Project information

  • Project number: LROI2025-146
  • Principal investigator: van Noort, A
  • Status: Ongoing
  • Joint: Shoulder
  • Type of prosthesis: Shoulder arthroplasty, Total anatomical shoulder arthroplasty
  • Determinant: Glenoid component type, Fixation
  • Outcome: Revision, Revision: glenoid, Revision for aseptic loosening
  • Starting year: 2025

Cemented all-polyethylene versus hybrid glenoid components in conventional total shoulder arthroplasty for osteoarthritis: a retrospective cohort study using data from the Dutch Arthroplasty Registry

Approval date: January 2025
Starting date: February 7th 2025

TDW Alta, MPJ van den Bekerom, S van der Breggen, M Karel, AA Macken, AA Masjediy

Research proposal abstract:
Anatomic total shoulder arthroplasty (ATSA) is used as a treatment for glenohumeral
osteoarthritis, aiming to provide pain relief and improve shoulder function, with overall
favourable results. However, glenoid loosening remains the most common cause of implant
failure and revision surgery. Therefore, a key factor in the success of ATSA is the type of
glenoid component used. Cemented all-polyethylene glenoid components have been
widely regarded the gold standard due to their long-term performance. Over the past
decade, hybrid glenoid components were developed aiming to improve the long-term
component survival, combining a highly porous metal peg or cage with a polyethylene
surface, designed to improve fixation and reduce loosening rates.

While early studies show promising results for hybrid components in the short- to midterm,
large-scale data comparing their performance to cemented all-polyethylene
components are lacking. Previous studies include relatively small cohorts, while implant
loosening requiring a revision is rare.
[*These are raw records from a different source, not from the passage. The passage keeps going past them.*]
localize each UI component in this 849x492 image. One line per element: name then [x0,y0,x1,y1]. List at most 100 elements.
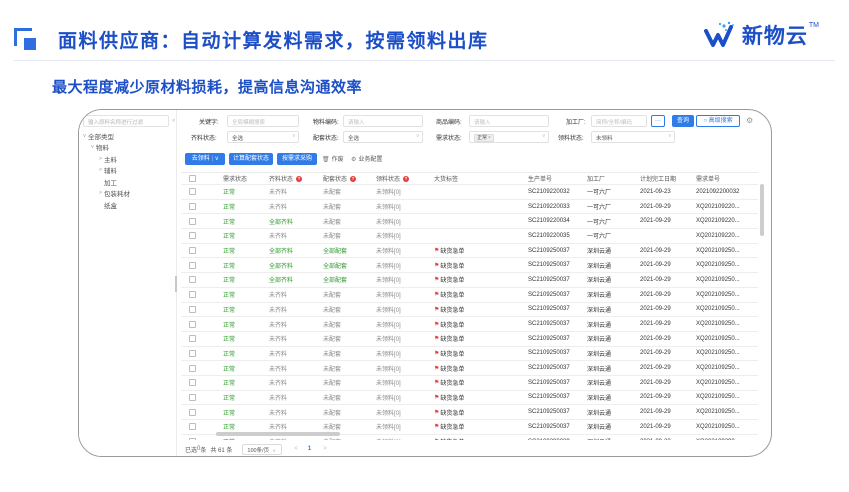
business-config-button[interactable]: ⚙ 业务配置 [351,154,382,163]
cell-prep-status: 全部齐料 [269,249,294,256]
cell-production-order: SC2109250037 [528,321,570,328]
cell-pick-status: 未领料[0] [376,249,401,256]
col-header-demand-status[interactable]: 需求状态 [223,173,247,184]
row-checkbox[interactable] [189,261,196,269]
query-button[interactable]: 查询 [672,115,694,127]
purchase-on-demand-button[interactable]: 按需求采购 [277,153,317,165]
table-row[interactable]: 正常 未齐料 未配套 未领料[0] SC2109220033 一可六厂 2021-09-29… [181,200,758,215]
cell-pick-status: 未领料[0] [376,425,401,432]
table-row[interactable]: 正常 全部齐料 全部配套 未领料[0] ⚑ 缺货急单 SC2109250037 深圳云通 202… [181,258,758,274]
cell-production-order: SC2109250037 [528,379,570,386]
table-row[interactable]: 正常 未齐料 未配套 未领料[0] ⚑ 缺货急单 SC2109250037 深圳云通 2021-… [181,288,758,303]
pick-status-select[interactable]: 未领料 v [591,131,675,143]
help-icon[interactable]: ? [403,175,410,182]
cell-production-order: SC2109250037 [528,276,570,283]
row-checkbox[interactable] [189,217,196,225]
row-checkbox[interactable] [189,379,196,387]
table-row[interactable]: 正常 全部齐料 未配套 未领料[0] SC2109220034 一可六厂 2021-09-2… [181,214,758,230]
tree-item-material[interactable]: v 物料 [79,142,175,154]
cell-demand-no: 2021092200032 [696,188,740,195]
row-checkbox[interactable] [189,291,196,299]
tree-item-carton[interactable]: 纸盒 [79,199,175,211]
product-code-input[interactable]: 请输入 [469,115,549,127]
close-icon[interactable]: × [488,135,491,141]
row-checkbox[interactable] [189,188,196,196]
row-checkbox[interactable] [189,364,196,372]
row-checkbox[interactable] [189,305,196,313]
table-row[interactable]: 正常 未齐料 未配套 未领料[0] ⚑ 缺货急单 SC2109250037 深圳云通 2021-… [181,361,758,376]
demand-status-select[interactable]: 正常× v [469,131,549,143]
cell-factory: 深圳云通 [587,381,612,388]
status-chip[interactable]: 正常× [474,134,494,142]
table-row[interactable]: 正常 未齐料 未配套 未领料[0] ⚑ 缺货急单 SC2109250037 深圳云通 2021-… [181,391,758,406]
tree-item-packaging[interactable]: > 包装耗材 [79,188,175,200]
col-header-plan-date[interactable]: 计划完工日期 [640,173,676,184]
select-all-checkbox[interactable] [189,175,196,182]
help-icon[interactable]: ? [296,175,303,182]
table-row[interactable]: 正常 未齐料 未配套 未领料[0] ⚑ 缺货急单 SC2109250037 深圳云通 2021-… [181,332,758,347]
row-checkbox[interactable] [189,438,196,440]
table-row[interactable]: 正常 全部齐料 全部配套 未领料[0] ⚑ 缺货急单 SC2109250037 深圳云通 202… [181,273,758,288]
next-page-button[interactable]: > [323,446,327,452]
row-checkbox[interactable] [189,393,196,401]
tree-item-auxiliary[interactable]: > 辅料 [79,165,175,177]
table-row[interactable]: 正常 未齐料 未配套 未领料[0] ⚑ 缺货急单 SC2109250037 深圳云通 2021-… [181,376,758,391]
collapse-icon[interactable]: « [172,118,175,124]
chevron-down-icon[interactable]: v [215,156,218,162]
vertical-scrollbar[interactable] [760,184,764,236]
material-code-input[interactable]: 请输入 [343,115,423,127]
cell-factory: 一可六厂 [587,234,612,241]
row-checkbox[interactable] [189,203,196,211]
page-size-select[interactable]: 100条/页 v [242,443,283,455]
table-row[interactable]: 正常 未齐料 未配套 未领料[0] ⚑ 缺货急单 SC2109250037 深圳云通 2021-… [181,347,758,362]
factory-more-button[interactable]: ··· [651,115,665,127]
tree-item-processing[interactable]: 加工 [79,176,175,188]
help-icon[interactable]: ? [350,175,357,182]
tree-item-main-material[interactable]: > 主料 [79,153,175,165]
row-checkbox[interactable] [189,247,196,255]
cell-pick-status: 未领料[0] [376,307,401,314]
table-row[interactable]: 正常 未齐料 未配套 未领料[0] SC2109220032 一可六厂 2021-09-23… [181,185,758,200]
col-header-dist-status[interactable]: 配套状态? [323,173,357,184]
tree-item-all-types[interactable]: v 全部类型 [79,130,175,142]
horizontal-scrollbar[interactable] [216,432,340,436]
row-checkbox[interactable] [189,320,196,328]
dist-status-select[interactable]: 全选 v [343,131,423,143]
col-header-production-order[interactable]: 生产单号 [528,173,552,184]
factory-input[interactable]: 简称/全称/编码 [591,115,647,127]
prev-page-button[interactable]: < [294,446,298,452]
pick-material-button[interactable]: 去领料 | v [185,153,225,165]
cell-bulk-tag: ⚑缺货急单 [434,365,465,373]
row-checkbox[interactable] [189,335,196,343]
cell-pick-status: 未领料[0] [376,322,401,329]
table-row[interactable]: 正常 未齐料 未配套 未领料[0] ⚑ 缺货急单 SC2109250037 深圳云通 2021-… [181,303,758,318]
cell-demand-no: XQ202109250... [696,247,740,254]
row-checkbox[interactable] [189,349,196,357]
flag-icon: ⚑ [434,262,440,269]
tree-search-input[interactable]: 输入原料名称进行过滤 [83,115,169,127]
row-checkbox[interactable] [189,423,196,431]
table-row[interactable]: 正常 未齐料 未配套 未领料[0] SC2109220035 一可六厂 XQ20210922… [181,229,758,244]
flag-icon: ⚑ [434,424,440,431]
flag-icon: ⚑ [434,365,440,372]
col-header-prep-status[interactable]: 齐料状态? [269,173,303,184]
calc-match-status-button[interactable]: 计算配套状态 [229,153,273,165]
table-row[interactable]: 正常 未齐料 未配套 未领料[0] ⚑ 缺货急单 SC2109250037 深圳云通 2021-… [181,317,758,332]
keyword-input[interactable]: 全局模糊搜索 [227,115,299,127]
col-header-factory[interactable]: 加工厂 [587,173,605,184]
panel-resize-handle[interactable] [175,276,177,292]
cell-demand-status: 正常 [223,263,236,270]
advanced-search-button[interactable]: ○ 高级搜索 [696,115,740,127]
row-checkbox[interactable] [189,232,196,240]
void-button[interactable]: 🗑 作废 [322,154,344,163]
table-row[interactable]: 正常 全部齐料 全部配套 未领料[0] ⚑ 缺货急单 SC2109250037 深圳云通 202… [181,244,758,259]
row-checkbox[interactable] [189,276,196,284]
table-row[interactable]: 正常 未齐料 未配套 未领料[0] ⚑ 缺货急单 SC2109250037 深圳云通 2021-… [181,405,758,420]
prep-status-select[interactable]: 全选 v [227,131,299,143]
col-header-demand-no[interactable]: 需求单号 [696,173,754,184]
row-checkbox[interactable] [189,408,196,416]
current-page[interactable]: 1 [308,446,311,452]
col-header-pick-status[interactable]: 领料状态? [376,173,410,184]
col-header-bulk-tag[interactable]: 大货标签 [434,173,458,184]
gear-icon[interactable]: ⚙ [746,116,753,125]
To date, there is inconclusive evidence on whether
hybrid glenoid components provide superior long-term outcomes in terms of revision rates
and implant survival, with current studies reporting conflicting results. Additionally, there is
limited evidence on how variations in surgical technique, specifically the use of cemented
versus uncemented fixation of the polyethylene surface in hybrid components, influences
these outcomes.

For these reasons, the aim of this study is to compare the revision rates in ATSA between
cemented all-polyethylene and hybrid glenoid components (both cemented and
uncemented) using data from the Dutch Arthroplasty Registry (LROI). Additionally, this
study will evaluate the impact of using cemented versus uncemented fixation for the
polyethylene component in hybrid glenoid designs on implant outcomes.